When St. Paul teaches us to “Bless those who persecute you” (Rom. 12:14), he is not being a Polly Anna and diminishing our hurts or suggesting that we cover up those hurts with a paper face.  No, indeed.  St. Paul is calling on us to heal ourselves by blessing those who have hurt us.  Forgiveness does not let the sinner off the hook but counters the power of sin with a greater power.  Just as Jesus does not diminish the depth or wound of our sin but acknowledges it and then pays for that sin with something worth even more than our hurtful desires, words, and deeds -- His own blood!  

When we pray "forgive us our trespasses as we forgive those who trespass against us" we are connecting the healing power of His own blood to our own lives.  It becomes either the force to move us to the choice to forgive others or it will become the barrier that prevents us from the clear conscience that is His gift of forgiveness.

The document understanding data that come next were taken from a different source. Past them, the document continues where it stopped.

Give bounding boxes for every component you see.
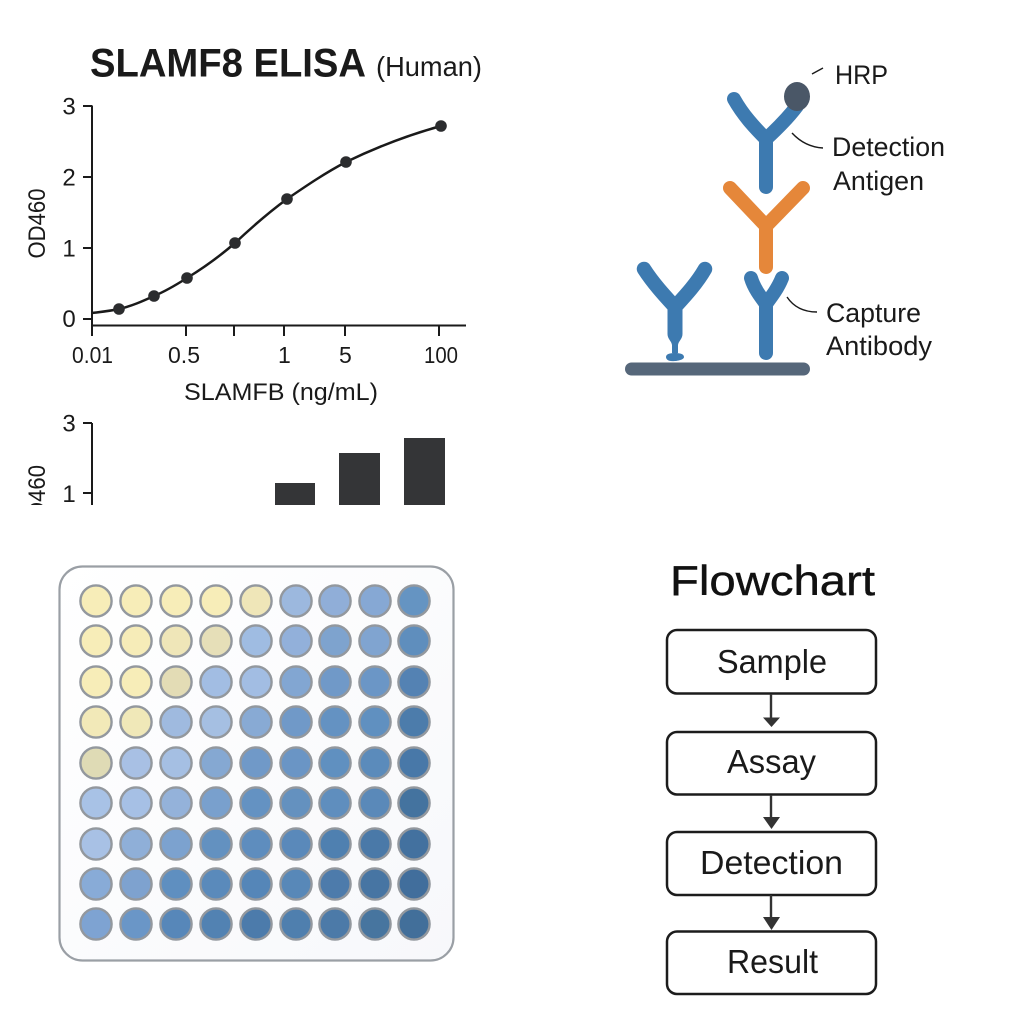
x axis xyxy=(92,326,466,336)
title: SLAMF8 ELISA xyxy=(90,42,366,86)
step: Assay xyxy=(667,732,876,794)
label: Detection Antigen xyxy=(792,132,945,196)
antigen xyxy=(730,188,803,267)
label: HRP xyxy=(812,60,888,90)
step: Result: Result xyxy=(727,943,818,980)
line chart: standard curve xyxy=(24,94,466,406)
y tick labels: 3 xyxy=(62,94,76,120)
y axis xyxy=(83,106,92,336)
arrow: Detection to Result xyxy=(763,895,780,930)
label: Capture Antibody: Antibody xyxy=(826,331,933,361)
label: Capture Antibody xyxy=(787,297,933,361)
label: Detection Antigen: Detection xyxy=(832,132,945,162)
y tick labels: 1 xyxy=(62,236,76,262)
label: Capture Antibody: Capture xyxy=(826,298,921,328)
label: HRP: HRP xyxy=(835,60,888,90)
bar chart tick labels: 3 xyxy=(62,410,76,438)
title: (Human) xyxy=(376,51,482,82)
x tick labels: 5 xyxy=(339,342,352,368)
bars xyxy=(275,438,445,505)
x axis title: SLAMFB (ng/mL) xyxy=(184,379,378,406)
x tick labels: 0.5 xyxy=(168,342,200,368)
immobilised capture antibody xyxy=(644,269,705,361)
x tick labels: 100 xyxy=(424,342,458,368)
bar chart: cropped xyxy=(28,414,445,505)
step: Assay: Assay xyxy=(727,743,816,780)
bar chart tick labels xyxy=(63,414,75,502)
x tick labels: 0.01 xyxy=(72,342,113,368)
label: Detection Antigen: Antigen xyxy=(833,166,924,196)
curve xyxy=(92,126,441,313)
96-well plate xyxy=(60,566,454,960)
HRP enzyme xyxy=(784,82,810,111)
y tick labels: 2 xyxy=(62,164,76,192)
capture antibody xyxy=(751,278,782,353)
step: Sample: Sample xyxy=(717,643,827,680)
sandwich ELISA diagram xyxy=(625,60,945,376)
wells xyxy=(80,585,430,940)
data points xyxy=(113,120,447,315)
arrow: Sample to Assay xyxy=(763,694,780,727)
y axis title: OD460 xyxy=(24,188,51,258)
bar chart y axis title: OD460 xyxy=(24,465,51,535)
plate surface xyxy=(625,362,810,376)
flowchart heading: Flowchart xyxy=(670,557,875,604)
step: Result xyxy=(667,932,876,994)
step: Detection: Detection xyxy=(700,845,843,882)
x tick labels: 1 xyxy=(278,342,291,368)
x tick labels xyxy=(72,342,458,368)
step: Detection xyxy=(667,832,876,895)
flowchart xyxy=(667,557,876,994)
arrow: Assay to Detection xyxy=(763,795,780,829)
bar chart axis xyxy=(83,423,92,505)
detection antibody xyxy=(734,99,797,187)
y tick labels xyxy=(62,94,76,333)
bar chart tick labels: 1 xyxy=(62,481,76,508)
plate body xyxy=(60,566,454,960)
y tick labels: 0 xyxy=(62,306,76,333)
step: Sample xyxy=(667,630,876,694)
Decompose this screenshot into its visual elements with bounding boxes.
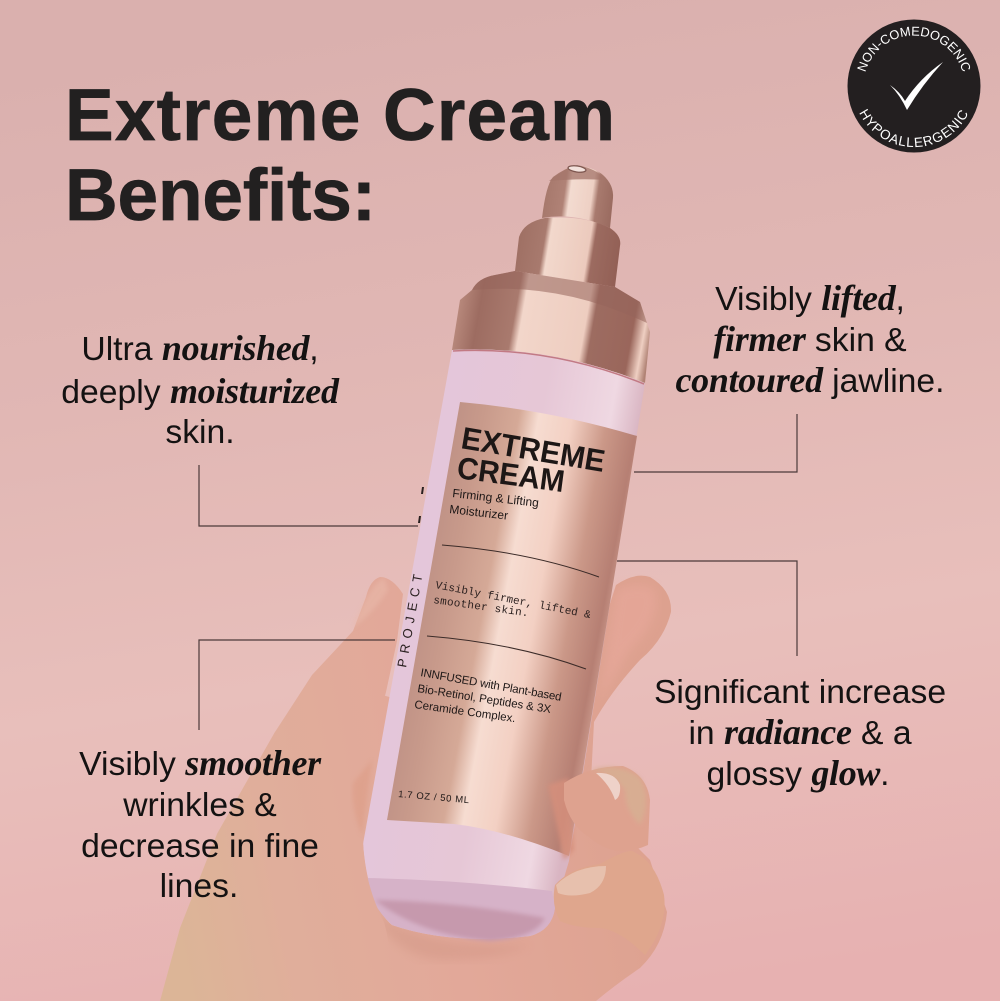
product descriptor <box>449 486 540 523</box>
bottle <box>363 165 650 941</box>
text: smoother benefit: wrinkles & <box>122 786 277 824</box>
text: radiance benefit: in radiance & a <box>688 712 912 752</box>
hidden brand letter marks <box>418 487 424 523</box>
collar <box>452 271 650 383</box>
nozzle hole <box>568 165 586 173</box>
pump neck <box>515 217 620 287</box>
hand behind bottle: palm and index finger <box>160 576 671 1001</box>
title: Extreme Cream <box>65 75 615 156</box>
text: radiance benefit <box>654 673 946 793</box>
label volume: 1.7 OZ / 50 ML <box>398 789 469 806</box>
skin reflection on bottle <box>548 778 574 860</box>
icon: check mark <box>890 62 943 110</box>
text: lifted benefit: Visibly lifted, <box>715 278 905 318</box>
base cap lower band <box>366 878 555 939</box>
ring finger <box>554 851 665 955</box>
side lettering: PROJECT <box>394 568 426 669</box>
thumb and front fingers <box>217 577 665 1001</box>
text: lifted benefit: firmer skin & <box>713 319 907 359</box>
product name: CREAM <box>455 450 567 499</box>
label ingredients: INNFUSED with Plant-based <box>419 667 562 704</box>
text: radiance benefit: Significant increase <box>654 673 946 711</box>
body <box>363 349 645 939</box>
callout line: radiance <box>617 561 797 656</box>
red rim line <box>453 350 644 384</box>
label ingredients <box>414 667 562 725</box>
badge: non-comedogenic hypoallergenic <box>848 20 980 152</box>
title: Benefits: <box>65 155 376 236</box>
callout line: lifted <box>634 414 797 472</box>
text: lifted benefit <box>675 278 945 400</box>
thumb nail <box>352 578 388 628</box>
middle finger tip tan <box>590 767 646 825</box>
callout line: nourished <box>199 465 418 526</box>
badge: non-comedogenic hypoallergenic: NON-COMEDOGENIC <box>857 26 970 72</box>
text: nourished benefit <box>61 328 340 451</box>
text: lifted benefit: contoured jawline. <box>675 360 945 400</box>
label claim: smoother skin. <box>432 595 529 620</box>
label ingredients: Ceramide Complex. <box>414 699 516 725</box>
text: smoother benefit: Visibly smoother <box>79 743 322 783</box>
base recess <box>375 900 545 941</box>
collar shoulder <box>472 271 647 323</box>
thumb <box>217 577 403 1001</box>
text: nourished benefit: skin. <box>165 413 235 451</box>
product descriptor: Moisturizer <box>449 502 509 523</box>
nozzle dome shading <box>549 165 607 181</box>
middle finger <box>564 766 650 851</box>
text: nourished benefit: deeply moisturized <box>61 371 340 411</box>
title <box>65 75 615 236</box>
text: radiance benefit: glossy glow. <box>706 753 890 793</box>
label ingredients: Bio-Retinol, Peptides & 3X <box>417 683 552 716</box>
label claim: Visibly firmer, lifted & <box>434 580 592 622</box>
product descriptor: Firming & Lifting <box>452 486 540 510</box>
label divider lines <box>427 545 599 669</box>
text: smoother benefit: lines. <box>160 867 238 905</box>
text: nourished benefit: Ultra nourished, <box>81 328 319 368</box>
palm web reflection <box>352 760 372 835</box>
pump nozzle <box>542 165 613 228</box>
badge: non-comedogenic hypoallergenic: HYPOALLERGENIC <box>860 108 968 148</box>
callout line: smoother <box>199 640 395 730</box>
ring fingernail <box>556 866 606 896</box>
product name: EXTREME <box>459 420 608 479</box>
text: smoother benefit: decrease in fine <box>81 827 319 865</box>
text: smoother benefit <box>79 743 322 905</box>
metal label <box>387 402 637 856</box>
middle fingernail <box>596 773 620 800</box>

It is said that St. Therese of Avila wrote that “The only thing we will thank God for when we get to Heaven will be our crosses.” Imagine that.  The things we curse and the burdens we bear today will become the occasions for our gratitude.  Why?  Because through them God worked in us by His grace to kill the old man already dead in trespasses and sin and to bring forth the new person created in Christ Jesus for righteousness, peace, and joy.  In the same way St. Rose of Lima remarked that “Apart from the cross, there is no other ladder by which we may get to Heaven.”  In this she not means not only the cross of Christ by which we are saved by a cross shaped life in which Christ live in us and through us His mercy and grace -- primarily through the way we meet and endure the persecutions, terrors, threats, fears, and, yes, hurts of this mortal life.

So I encourage you to consider the hurtful memories that have become your torment and your prison and to extend Christ's forgiveness to those who have hurt you.  Do it not for their sake but for the sake of Christ and, ultimately, so that you will be free.  Pray for those who have hurt you -- not the prayer of pride that asks them to know and feel the pain they have caused but the humble prayer of faith that pleads for God to bring them to repentance and to know the healing power of His forgiveness that they may be set free as well.

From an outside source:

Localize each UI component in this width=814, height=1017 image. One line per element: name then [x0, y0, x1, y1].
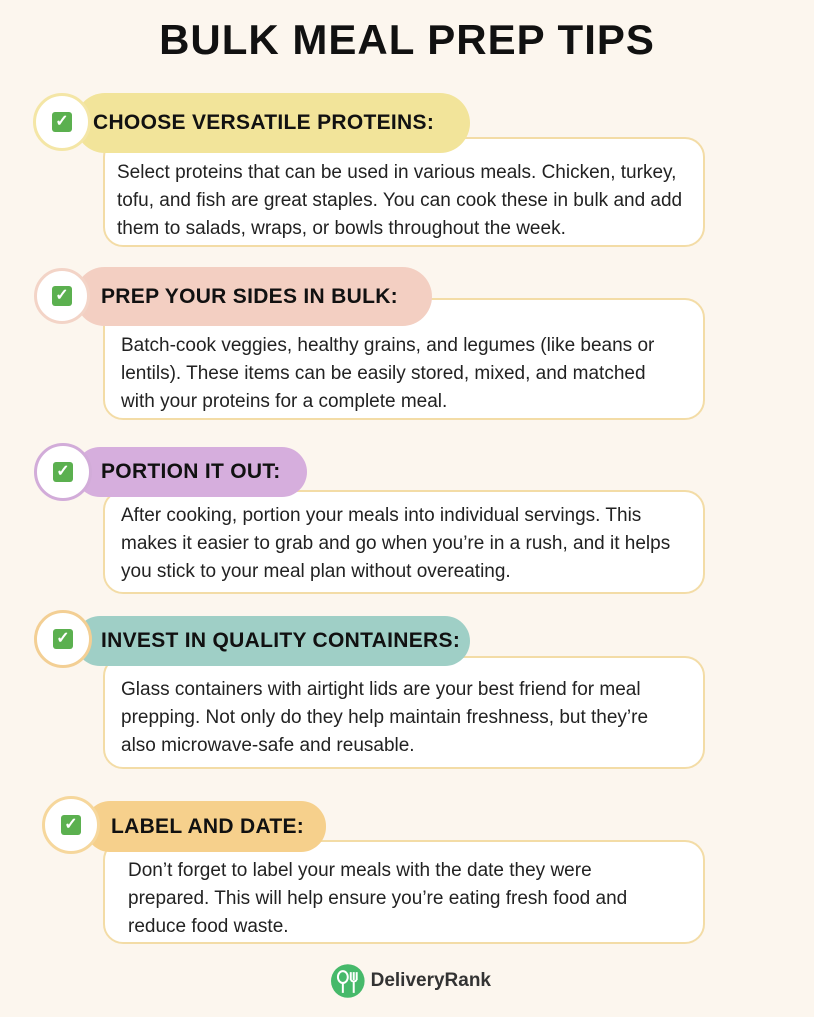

To praise God in all things, as St. Paul encourages, is not to rejoice in want or pain but to acknowledge these in the face of something far greater.  God's healing grace is that pearl of great price and that treasure hidden in a field.  Rejoice in this gift and in the grace in which you stand and God will see your mind and heart and will to forgive others and redeem memory from its ransom of bitterness and hate.  Only then can memory again be a gift and a blessing.  Cleansed by the healing power of Christ, what we remember and who we remember become rich and pleasant journeys into yesterday from which we return thankful and at peace.  Think about this on the way to St. Valentine's Day.

2 comments:

Janis Williams said...

The refusal to forgive is what we see so plainly in today’s woke progressivism. Though they largely make no claim to Christianity, the truth of a failure to let go of real or imagined injuries is evident. If we as believers don’t want to end up as bitter, cancel-culture look-alikes, we must take Christ’s words to forgive as we have been forgiven seriously. We must realize just how much we have been forgiven. We should remind ourselves each day (because in each day we sin much) that we are baptized and forgiven children.

Ephesians 4:31-32
Let all bitterness and wrath and anger and clamor and slander be put away from you, along with all malice. Be kind to one another, tender-hearted, forgiving each other, just as God in Christ also has forgiven you.

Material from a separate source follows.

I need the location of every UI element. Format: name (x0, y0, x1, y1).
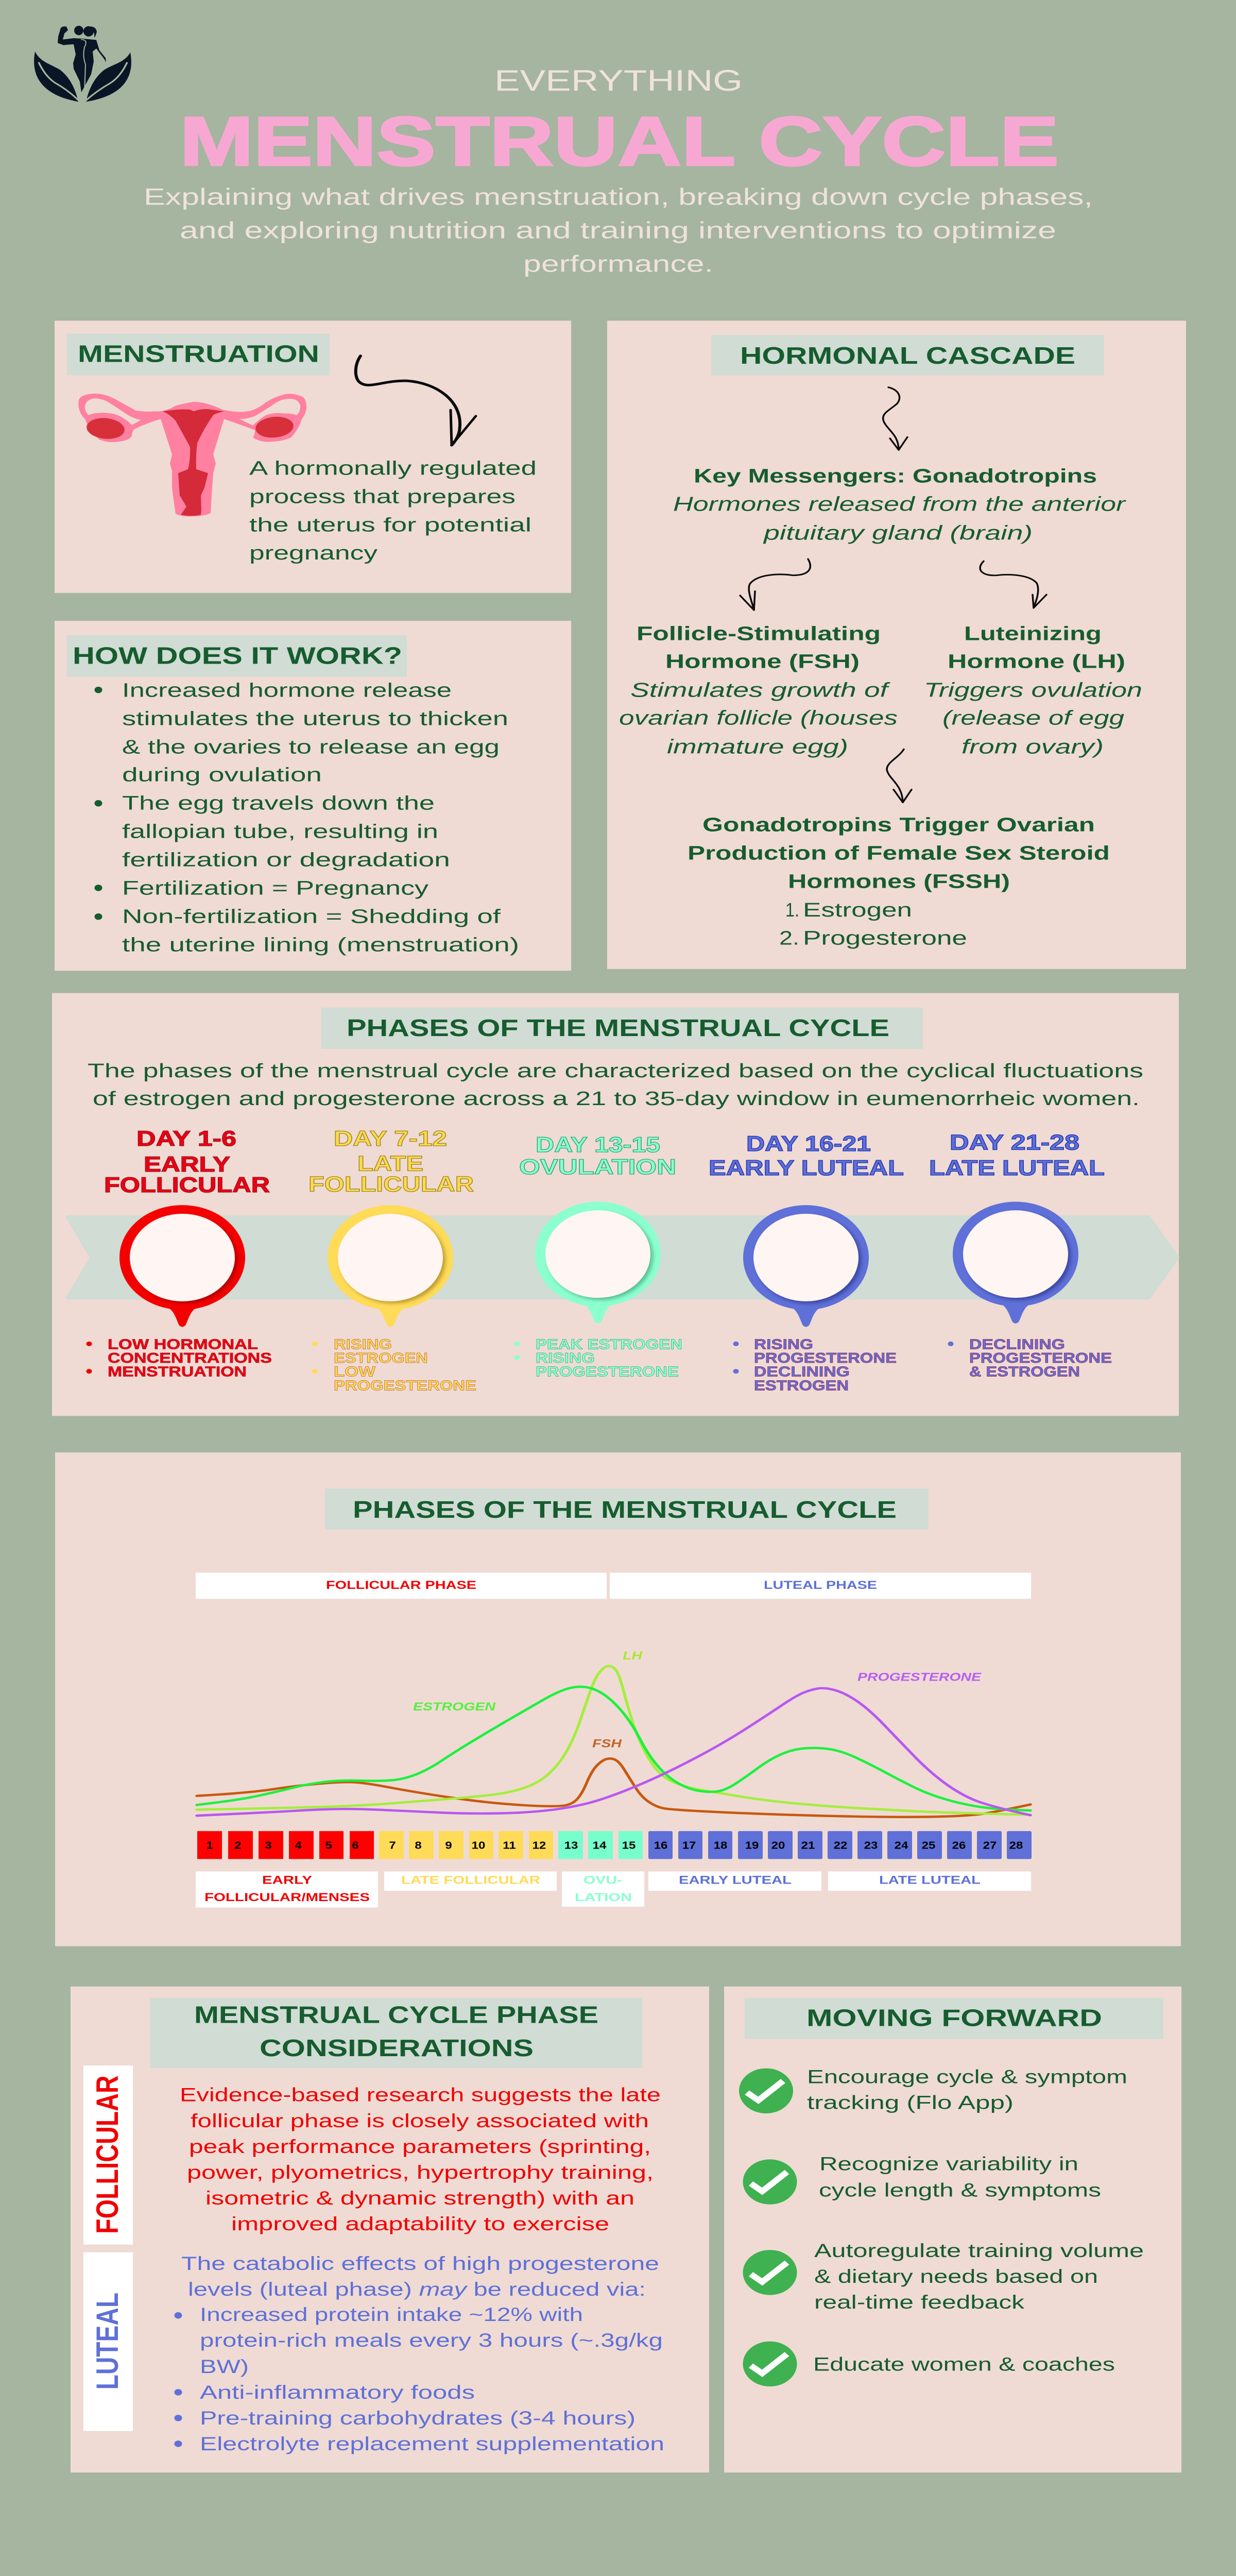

Let us never mimic the pagan, unbelieving world.

Okiebud said...

It's not a constant battle, but I sometimes have thoughts pop into my head about how I could have better cared for my late wife. I loved her dearly, but more importantly, her Savior loves her and is now taking better care of her than I ever could. Are regrets to be considered equal to anger and unforgiveness as things we should repent of and release?